Another piece of autobiographical writing about my son.



Part Time Dad

It’s the Saturday before Christmas and I’m on a packed Tube train headed for Oxford Circus. I hate Christmas. I hate the Tube. Shopping and people – I hate them too. I am devoid of the Christmas spirit but I have promised all year to take my son, Josh, who is nine, to Hamleys. We probably won’t buy anything there because it’ll be ridiculously overpriced because most of their customers are tourists who won’t realise there are other toy retailers within half an hour’s walk. Josh and I are standing – the train is packed and we’re up against a door.
                My son looks like the Milky Bar Kid. Little thatch of blond hair, spectacles that keep falling down his slightly freckled nose.  So far, so cute. Add to this the fact that he has somehow managed to cultivate an accent which combines the cut glass Sarf Lahndn voice of his father and the sing song soft Welsh lilt of his bitch mother and he has quite a sweet little voice too.
                A voice which, sadly for me, he is about to shatter the traditional silence of the packed Tube train with.
                “Daddy?”
                “Yes.”
                “What does homosexual mean?”
                Now, at this point, I ought to point out that I am wearing a T-shirt emblazoned with the legend “GAY DAD” in big letters. They’re a band I went to see the weekend before. I liked the T-shirt and I knew that wearing it when I went to pick my son up would upset his evil cow mother.
                I look at the rest of the people in our carriage who have turned their heads to me as one, like some Christmas shopping Hydra. They’re all clearly keen on hearing me answer this question and, having clocked the T-shirt I’m wearing, have agreed between themselves on the events that have led me to this moment.
                I reckon they think that I’m gay and that my son was the result of a doomed relationship with a woman in which I lived in denial of my true sexuality until I could stand it no more. Perhaps they’ve added a boyfriend. A job too. Perhaps I live in Muswell Hill with a set designer called Piers.

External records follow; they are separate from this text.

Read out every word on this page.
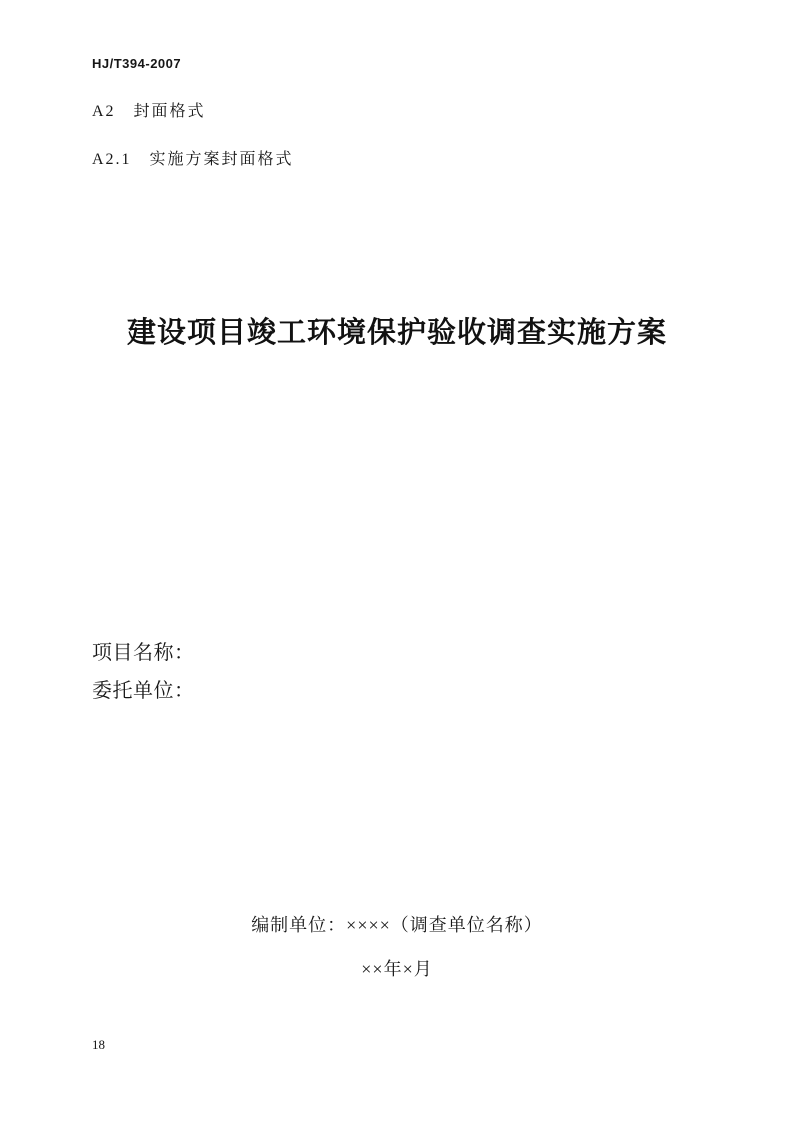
HJ/T394-2007
A2　封面格式
A2.1　实施方案封面格式
建设项目竣工环境保护验收调查实施方案
项目名称：
委托单位：
编制单位：××××（调查单位名称）
××年×月
18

                Their eyes haven’t moved. The Hydra, like my son, wants to know what a homosexual is.
                “Daddy? What does homosexual mean?”
                “Well, it’s a very long word for a small boy to be using. I’ll tell you when you’re older.”
                “Billy called me one.”
                “Well, Billy shouldn’t use words he doesn’t understand. It’s not an insult, ignore Billy, he’s being very childish.”
                Even my stupid hateful and ugly piece of shit of an ex would have to agree that I had displayed something approaching maturity here. The rest of the carriage, I feel, are about to break into polite applause at my thoughtful parenting skills. We’re all bonding together in the warm glow of my magnificent answer. I feel Christmassy. Come on Hydra, let’s go to the pub and drink some mulled wine and crack open a walnut.
                Josh ruins it though. Josh ruins Christmas.
                “It’s OK though Dad. I called him a cunt.”